I'm trying to index some large PDF files (~70MB) in Elasticsearch using FSCrawler, but not all of them are being indexed, and some exceptions are thrown, like following:

DEBUG [f.p.e.c.f.FsParserAbstract] [/04/dejt-jud_26-04-2019.pdf] can be indexed: [true]
DEBUG [f.p.e.c.f.FsParserAbstract]   - file: /04/dejt-jud_26-04-2019.pdf
DEBUG [f.p.e.c.f.FsParserAbstract] fetching content from [/home/erick/Elastic/DEJT/04],[dejt-jud_26-04-2019.pdf]
DEBUG [f.p.e.c.f.f.FsCrawlerUtil] computeVirtualPathName(/home/erick/Elastic/DEJT, /home/erick/Elastic/DEJT/04/dejt-jud_26-04-2019.pdf) = /04/dejt-jud_26-04-2019.pdf
WARN  [f.p.e.c.f.c.v.ElasticsearchClientV7] Got a hard failure when executing the bulk request
java.net.SocketTimeoutException: 30.000 milliseconds timeout on connection http-outgoing-6 [ACTIVE]

My _settings.yaml file:

---
name: "desenv_dejt_jud"
fs:
  url: "/home/erick/Elastic/DEJT"
  update_rate: "30m"
  excludes:
  - ".*dejt-adm.*"
  json_support: false
  filename_as_id: false
  add_filesize: true
  remove_deleted: true
  add_as_inner_object: false
  store_source: false
  index_content: true
  attributes_support: false
  raw_metadata: false
  xml_support: false
  index_folders: true
  lang_detect: false
  continue_on_error: false
  indexed_chars: "100%"
  ocr:
    language: "eng"
    enabled: false
    pdf_strategy: "ocr_and_text"
elasticsearch:
  nodes:
  - url: "http://127.0.0.1:9200"
  bulk_size: 1
  flush_interval: "60s"
  byte_size: "10m"
  pipeline: "dejt_jud_pipeline"

Without "indexed_chars: 100%" it works ok.

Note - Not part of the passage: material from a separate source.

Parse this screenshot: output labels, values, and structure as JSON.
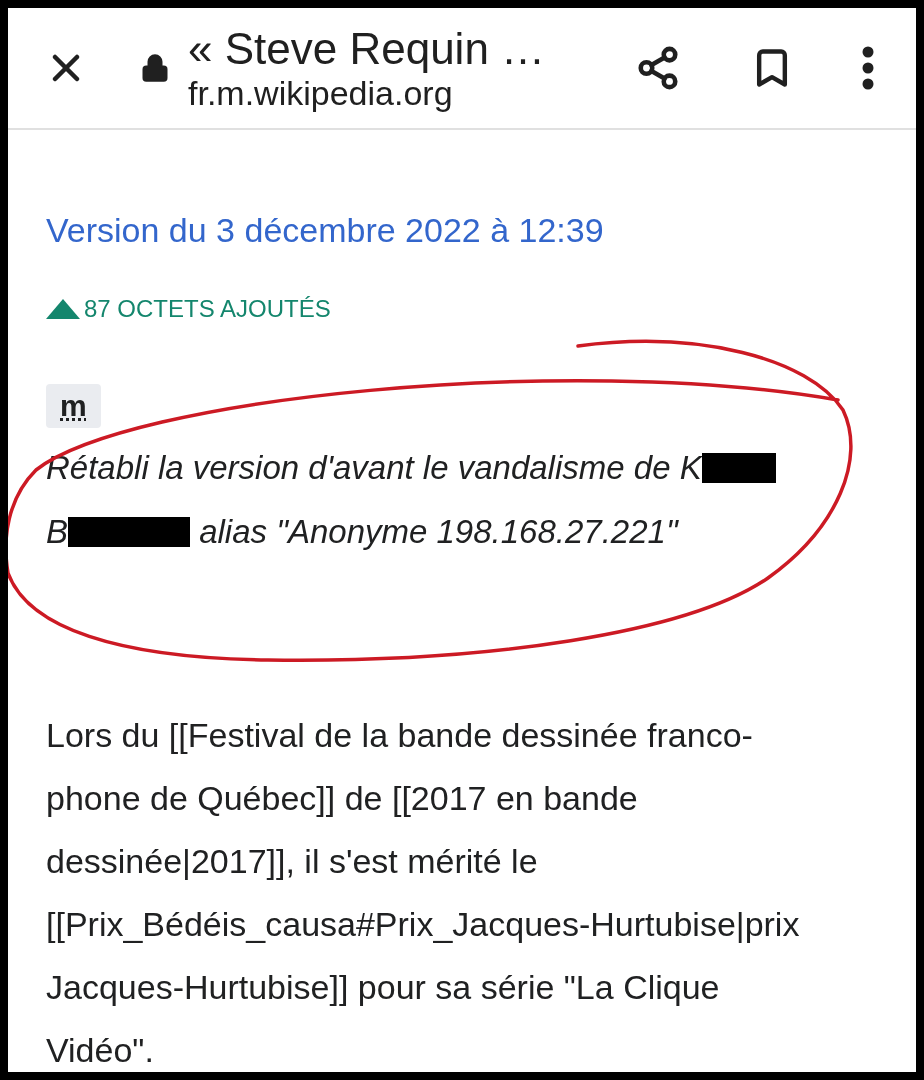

I'm running a single Elasticsearch node with Xms10g/Xmx10g, and starting fscrawler like this:

FS_JAVA_OPTS="-Xmx4g -Xms4g" ./fscrawler-es7-2.7-SNAPSHOT/bin/fscrawler desenv_dejt_jud --debug

If i try to index file by file, sometimes the exception are thrown, but document gets indexed.
With all documents in folder, many exceptions "hard failure/timeout 30.000" are thrown, and few documents gets indexed.

I tried some different values for bulk_size, byte_size e flush_interval, but result is the same.

I also looked for a way to increase the Elasticsearch connection timeout value, but found nothing about.

Have any of you seen anything like this before?

Thank you!!

--
Erick

This topic was automatically closed 28 days after the last reply. New replies are no longer allowed.